“We will not see less than the $1,000 level again,” Faber said at a conference in London, Bloomberg reported
Also bolstering gold prices will be the Beast of the East, according to Faber. “China’s demand for commodities [including gold] will go up and up and up,” Faber said, Bloomberg reported. Thursday. “Central banks are all the same. They are printers. Gold is maybe cheaper today than in 2001, given the interest rates. You have to own physical gold.”
The author shows skepticism about Gold and its bull market:
Maybe Faber is right and gold-floor $1,000 is here to stay — but it’s a pretty bold statement. At some point the Fed will have to raise rates. (Let’s hope so, anyway, if only because it would mean the economy is growing and unemployment is shrinking.)

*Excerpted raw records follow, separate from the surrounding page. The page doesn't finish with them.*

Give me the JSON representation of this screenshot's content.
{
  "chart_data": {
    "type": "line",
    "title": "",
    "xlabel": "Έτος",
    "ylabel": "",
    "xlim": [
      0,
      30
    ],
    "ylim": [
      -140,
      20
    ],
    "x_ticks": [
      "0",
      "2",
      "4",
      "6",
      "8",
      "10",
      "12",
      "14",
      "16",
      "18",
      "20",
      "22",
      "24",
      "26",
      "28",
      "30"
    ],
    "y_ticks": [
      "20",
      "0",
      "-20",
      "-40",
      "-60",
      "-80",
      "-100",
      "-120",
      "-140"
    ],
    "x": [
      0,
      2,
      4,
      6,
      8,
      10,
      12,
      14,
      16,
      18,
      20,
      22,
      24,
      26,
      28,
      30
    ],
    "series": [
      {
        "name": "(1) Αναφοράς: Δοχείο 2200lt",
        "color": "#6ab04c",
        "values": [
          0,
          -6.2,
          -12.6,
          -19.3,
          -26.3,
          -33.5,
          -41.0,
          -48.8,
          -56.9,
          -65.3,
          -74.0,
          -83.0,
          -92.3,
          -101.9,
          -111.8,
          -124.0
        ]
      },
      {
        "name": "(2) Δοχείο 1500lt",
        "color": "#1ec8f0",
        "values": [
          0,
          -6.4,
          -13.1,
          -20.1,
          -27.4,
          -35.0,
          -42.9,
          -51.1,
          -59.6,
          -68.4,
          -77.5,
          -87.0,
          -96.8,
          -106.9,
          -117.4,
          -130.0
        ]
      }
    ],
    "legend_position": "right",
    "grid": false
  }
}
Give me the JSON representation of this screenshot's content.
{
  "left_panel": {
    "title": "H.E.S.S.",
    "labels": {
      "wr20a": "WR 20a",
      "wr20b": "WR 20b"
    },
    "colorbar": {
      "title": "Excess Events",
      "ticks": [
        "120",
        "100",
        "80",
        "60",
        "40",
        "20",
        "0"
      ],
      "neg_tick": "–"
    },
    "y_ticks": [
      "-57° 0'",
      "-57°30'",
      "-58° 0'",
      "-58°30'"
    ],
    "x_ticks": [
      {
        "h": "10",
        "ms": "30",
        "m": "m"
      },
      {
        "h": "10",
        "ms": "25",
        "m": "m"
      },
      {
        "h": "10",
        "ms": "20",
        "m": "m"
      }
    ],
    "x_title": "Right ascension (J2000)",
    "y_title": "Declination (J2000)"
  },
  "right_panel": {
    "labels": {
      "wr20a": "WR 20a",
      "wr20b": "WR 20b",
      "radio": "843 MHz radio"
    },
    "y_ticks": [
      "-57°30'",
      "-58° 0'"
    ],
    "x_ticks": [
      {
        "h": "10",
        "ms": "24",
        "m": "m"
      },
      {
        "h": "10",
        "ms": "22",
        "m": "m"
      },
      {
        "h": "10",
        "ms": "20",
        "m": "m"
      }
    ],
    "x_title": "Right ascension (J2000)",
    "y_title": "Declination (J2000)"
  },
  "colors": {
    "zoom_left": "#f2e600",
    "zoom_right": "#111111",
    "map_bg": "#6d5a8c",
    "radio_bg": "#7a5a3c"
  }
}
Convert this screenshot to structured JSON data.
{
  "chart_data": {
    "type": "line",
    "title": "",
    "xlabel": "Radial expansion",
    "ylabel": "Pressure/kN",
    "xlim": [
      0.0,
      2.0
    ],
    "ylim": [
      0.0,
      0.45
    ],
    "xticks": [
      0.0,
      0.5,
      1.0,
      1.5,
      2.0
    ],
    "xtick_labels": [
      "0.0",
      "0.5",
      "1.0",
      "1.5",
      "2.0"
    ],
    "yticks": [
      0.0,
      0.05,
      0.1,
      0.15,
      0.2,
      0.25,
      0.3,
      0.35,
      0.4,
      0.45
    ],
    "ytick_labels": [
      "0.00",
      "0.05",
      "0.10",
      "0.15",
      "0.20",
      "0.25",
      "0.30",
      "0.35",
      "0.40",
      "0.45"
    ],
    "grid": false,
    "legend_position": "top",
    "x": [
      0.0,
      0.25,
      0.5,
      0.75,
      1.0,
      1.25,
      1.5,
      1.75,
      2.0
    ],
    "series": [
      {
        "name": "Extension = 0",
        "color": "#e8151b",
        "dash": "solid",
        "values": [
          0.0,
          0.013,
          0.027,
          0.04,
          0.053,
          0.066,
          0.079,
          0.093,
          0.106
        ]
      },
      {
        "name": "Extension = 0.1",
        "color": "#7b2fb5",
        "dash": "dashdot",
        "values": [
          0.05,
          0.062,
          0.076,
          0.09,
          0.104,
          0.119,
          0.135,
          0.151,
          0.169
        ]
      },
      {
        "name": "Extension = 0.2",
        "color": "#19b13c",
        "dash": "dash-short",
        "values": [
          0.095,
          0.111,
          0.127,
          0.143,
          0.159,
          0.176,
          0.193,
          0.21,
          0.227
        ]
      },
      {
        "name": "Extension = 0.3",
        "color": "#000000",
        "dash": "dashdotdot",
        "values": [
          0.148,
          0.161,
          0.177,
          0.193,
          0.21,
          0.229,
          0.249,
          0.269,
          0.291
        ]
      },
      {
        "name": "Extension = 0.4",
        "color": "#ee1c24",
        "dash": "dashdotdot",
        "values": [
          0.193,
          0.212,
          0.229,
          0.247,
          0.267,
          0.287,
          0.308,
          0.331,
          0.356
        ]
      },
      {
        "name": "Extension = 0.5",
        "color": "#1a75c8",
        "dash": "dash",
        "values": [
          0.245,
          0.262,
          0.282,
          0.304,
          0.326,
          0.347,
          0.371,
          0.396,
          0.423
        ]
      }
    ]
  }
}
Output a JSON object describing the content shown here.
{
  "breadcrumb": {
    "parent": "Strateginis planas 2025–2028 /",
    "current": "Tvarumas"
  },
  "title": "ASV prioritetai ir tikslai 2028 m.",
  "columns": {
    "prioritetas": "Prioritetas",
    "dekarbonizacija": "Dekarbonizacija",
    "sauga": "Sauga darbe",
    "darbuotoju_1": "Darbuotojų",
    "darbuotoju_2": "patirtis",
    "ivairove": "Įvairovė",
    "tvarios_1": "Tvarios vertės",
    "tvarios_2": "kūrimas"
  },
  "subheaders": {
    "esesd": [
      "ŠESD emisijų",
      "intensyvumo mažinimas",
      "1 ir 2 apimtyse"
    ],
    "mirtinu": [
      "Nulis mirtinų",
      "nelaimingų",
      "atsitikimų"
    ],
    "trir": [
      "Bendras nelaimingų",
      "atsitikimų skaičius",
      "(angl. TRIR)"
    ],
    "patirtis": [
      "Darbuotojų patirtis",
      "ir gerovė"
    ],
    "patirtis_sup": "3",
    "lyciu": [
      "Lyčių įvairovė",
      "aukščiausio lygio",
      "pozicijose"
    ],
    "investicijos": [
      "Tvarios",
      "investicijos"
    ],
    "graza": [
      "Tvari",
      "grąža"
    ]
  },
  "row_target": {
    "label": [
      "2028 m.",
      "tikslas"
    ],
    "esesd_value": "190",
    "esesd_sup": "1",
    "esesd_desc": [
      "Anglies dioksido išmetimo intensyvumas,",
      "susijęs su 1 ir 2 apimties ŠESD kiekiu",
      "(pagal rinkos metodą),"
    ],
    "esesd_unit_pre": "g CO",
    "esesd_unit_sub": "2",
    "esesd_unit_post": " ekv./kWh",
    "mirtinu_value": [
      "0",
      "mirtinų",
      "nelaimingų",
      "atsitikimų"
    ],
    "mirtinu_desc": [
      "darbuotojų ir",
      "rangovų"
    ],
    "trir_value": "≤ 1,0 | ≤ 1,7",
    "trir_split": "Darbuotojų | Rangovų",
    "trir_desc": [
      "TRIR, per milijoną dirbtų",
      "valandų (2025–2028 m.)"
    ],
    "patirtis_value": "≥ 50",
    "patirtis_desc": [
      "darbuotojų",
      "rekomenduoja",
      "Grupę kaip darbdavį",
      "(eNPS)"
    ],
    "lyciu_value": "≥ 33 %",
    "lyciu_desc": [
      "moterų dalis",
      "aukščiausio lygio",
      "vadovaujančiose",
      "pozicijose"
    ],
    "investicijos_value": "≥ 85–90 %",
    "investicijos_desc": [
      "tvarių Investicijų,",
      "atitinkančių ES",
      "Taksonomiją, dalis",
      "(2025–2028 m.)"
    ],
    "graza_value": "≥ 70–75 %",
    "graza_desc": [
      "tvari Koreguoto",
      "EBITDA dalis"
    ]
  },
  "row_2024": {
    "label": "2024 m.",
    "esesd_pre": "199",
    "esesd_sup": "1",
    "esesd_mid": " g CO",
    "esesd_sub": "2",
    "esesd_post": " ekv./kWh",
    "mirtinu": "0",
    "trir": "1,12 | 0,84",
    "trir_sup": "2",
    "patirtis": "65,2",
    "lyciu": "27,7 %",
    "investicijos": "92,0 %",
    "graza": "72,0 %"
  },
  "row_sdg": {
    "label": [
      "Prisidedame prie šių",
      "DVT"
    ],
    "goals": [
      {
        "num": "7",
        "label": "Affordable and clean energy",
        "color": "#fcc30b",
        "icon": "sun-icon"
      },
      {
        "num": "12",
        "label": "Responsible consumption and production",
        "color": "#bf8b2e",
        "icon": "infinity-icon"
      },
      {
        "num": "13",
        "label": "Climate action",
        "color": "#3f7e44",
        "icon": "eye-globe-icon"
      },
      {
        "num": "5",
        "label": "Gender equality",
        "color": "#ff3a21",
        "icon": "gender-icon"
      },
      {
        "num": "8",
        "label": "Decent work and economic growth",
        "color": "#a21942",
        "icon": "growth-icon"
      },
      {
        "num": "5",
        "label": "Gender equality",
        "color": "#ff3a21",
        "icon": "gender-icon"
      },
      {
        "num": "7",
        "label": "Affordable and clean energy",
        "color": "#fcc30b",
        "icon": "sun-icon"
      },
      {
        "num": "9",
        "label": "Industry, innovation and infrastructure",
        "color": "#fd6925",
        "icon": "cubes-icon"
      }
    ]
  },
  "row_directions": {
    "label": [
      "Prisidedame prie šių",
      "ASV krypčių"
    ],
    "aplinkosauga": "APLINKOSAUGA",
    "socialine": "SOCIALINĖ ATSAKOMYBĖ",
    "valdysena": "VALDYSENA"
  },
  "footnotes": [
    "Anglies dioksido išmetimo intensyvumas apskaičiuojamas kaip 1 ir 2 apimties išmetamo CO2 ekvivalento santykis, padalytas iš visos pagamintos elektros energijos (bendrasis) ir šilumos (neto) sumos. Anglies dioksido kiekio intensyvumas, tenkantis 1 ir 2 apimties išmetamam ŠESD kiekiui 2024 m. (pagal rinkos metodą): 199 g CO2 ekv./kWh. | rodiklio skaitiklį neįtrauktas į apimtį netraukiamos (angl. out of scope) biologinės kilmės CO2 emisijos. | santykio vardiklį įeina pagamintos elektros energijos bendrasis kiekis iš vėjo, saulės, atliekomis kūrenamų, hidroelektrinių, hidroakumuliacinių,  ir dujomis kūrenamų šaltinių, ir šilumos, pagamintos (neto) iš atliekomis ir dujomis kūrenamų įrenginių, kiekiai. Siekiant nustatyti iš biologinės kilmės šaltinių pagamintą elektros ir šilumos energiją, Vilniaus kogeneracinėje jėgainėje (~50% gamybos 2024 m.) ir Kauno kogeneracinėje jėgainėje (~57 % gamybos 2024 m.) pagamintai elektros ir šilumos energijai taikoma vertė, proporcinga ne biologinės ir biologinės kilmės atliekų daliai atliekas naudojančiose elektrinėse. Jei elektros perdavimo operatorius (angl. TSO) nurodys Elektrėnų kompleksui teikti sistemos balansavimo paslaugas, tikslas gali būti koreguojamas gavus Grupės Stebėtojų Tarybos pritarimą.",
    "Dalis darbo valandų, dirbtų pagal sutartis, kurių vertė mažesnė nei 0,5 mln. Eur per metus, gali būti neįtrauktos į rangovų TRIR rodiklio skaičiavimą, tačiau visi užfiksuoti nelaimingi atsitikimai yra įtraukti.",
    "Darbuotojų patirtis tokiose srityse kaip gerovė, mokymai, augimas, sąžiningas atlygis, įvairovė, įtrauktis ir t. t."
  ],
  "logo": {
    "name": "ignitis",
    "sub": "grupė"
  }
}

Then there’s the problem that the weak dollar is traumatic for our trading partners, since a weak dollar makes it harder for them to sell us their stuff. Fed chairman Ben Bernanke apparently doesn’t get paid to worry about what governments elsewhere think, and so those governments have begun to take matters into their own hands. Thailand, South Korea, Russia and the Philippines have been sucking up dollars to stop its nauseating slide, The Wall Street Journal reported Thursday.
And if China gets into the act? The call on gold-floor $1,000 could look very foolish, indeed.
Interest rates will be behind Gold for a long time. You think Bernanke is going to raise rates to 10%? Raising rates a few times will not affect Gold. There is too much debt in the US for Bernanke to pull a Volcker.